Will I buy it again? 

Probably not. I originally bought it without reading the back of the package, and so assumed it was a completely non-dairy product. Nina is making serious efforts to reduce her use of milk and milk products, so I had hoped I could offer her this as a small piece of that change. But since it's derived from milk, it's hard to see that it furthers the cause. That being so, I can't think of any good reason to choose this over real cheese slices.

Nina's View

When I first started reducing my dairy intake, the disappearance of cheese was the most painful part of the process. I loooooove cheese and was accustomed to eating a lot of it. Naturally I bought and tried pretty much every cheese substitute available.

Pretty much all the ones that I thought were at all worth eating had dairy products in them. WTF?

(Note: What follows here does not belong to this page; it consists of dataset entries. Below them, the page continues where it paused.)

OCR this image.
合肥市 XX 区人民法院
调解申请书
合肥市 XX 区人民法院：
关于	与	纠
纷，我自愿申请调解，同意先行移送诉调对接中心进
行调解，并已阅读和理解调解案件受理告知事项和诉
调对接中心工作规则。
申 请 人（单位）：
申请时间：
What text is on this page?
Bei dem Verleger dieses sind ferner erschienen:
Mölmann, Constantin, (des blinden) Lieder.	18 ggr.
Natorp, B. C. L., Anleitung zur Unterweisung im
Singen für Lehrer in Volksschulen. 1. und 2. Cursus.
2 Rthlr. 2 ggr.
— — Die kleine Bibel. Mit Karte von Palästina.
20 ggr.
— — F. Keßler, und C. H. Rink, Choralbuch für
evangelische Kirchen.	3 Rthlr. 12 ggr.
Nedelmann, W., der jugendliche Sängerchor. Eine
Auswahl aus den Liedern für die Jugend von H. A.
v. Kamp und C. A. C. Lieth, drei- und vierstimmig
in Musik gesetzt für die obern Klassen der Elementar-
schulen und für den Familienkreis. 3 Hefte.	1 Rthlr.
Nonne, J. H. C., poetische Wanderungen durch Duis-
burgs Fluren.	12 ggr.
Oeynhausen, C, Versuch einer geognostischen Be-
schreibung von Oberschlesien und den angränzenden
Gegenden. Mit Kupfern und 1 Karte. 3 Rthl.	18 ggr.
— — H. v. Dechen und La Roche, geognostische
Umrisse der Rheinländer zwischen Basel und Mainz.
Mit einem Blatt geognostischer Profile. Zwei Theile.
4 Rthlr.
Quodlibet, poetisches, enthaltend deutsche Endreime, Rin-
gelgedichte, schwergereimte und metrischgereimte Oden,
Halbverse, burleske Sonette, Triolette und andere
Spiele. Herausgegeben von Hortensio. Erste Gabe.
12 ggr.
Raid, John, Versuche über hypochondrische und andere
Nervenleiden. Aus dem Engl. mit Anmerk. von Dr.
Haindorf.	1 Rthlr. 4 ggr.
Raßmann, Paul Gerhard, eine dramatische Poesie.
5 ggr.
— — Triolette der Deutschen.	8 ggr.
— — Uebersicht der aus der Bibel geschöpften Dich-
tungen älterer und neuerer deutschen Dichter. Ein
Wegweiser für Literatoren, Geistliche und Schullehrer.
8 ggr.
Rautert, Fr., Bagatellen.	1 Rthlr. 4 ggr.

The others are pretty much yucky.

The good news for me is that I no longer crave cheese as I once did. I still eat it from time to time in restaurants and at other people's homes, but it has become a much smaller percentage of my diet.

1 comment:

  1. Vegan sliced cheese is a lost cause. Well, unless you buy those wonderful hard to find nut based cheeses from kite hill or other companies. The vegan shredded cheese at TJs works as something melty in a quesadilla or sandwich, and the vegan cream cheese at TJs is amazing.

    These soy slices are really a mystery although i think they use the casein instead of rennet which makes a big difference to some people (just google more about rennet...or don't if you enjoy eating cheeses!)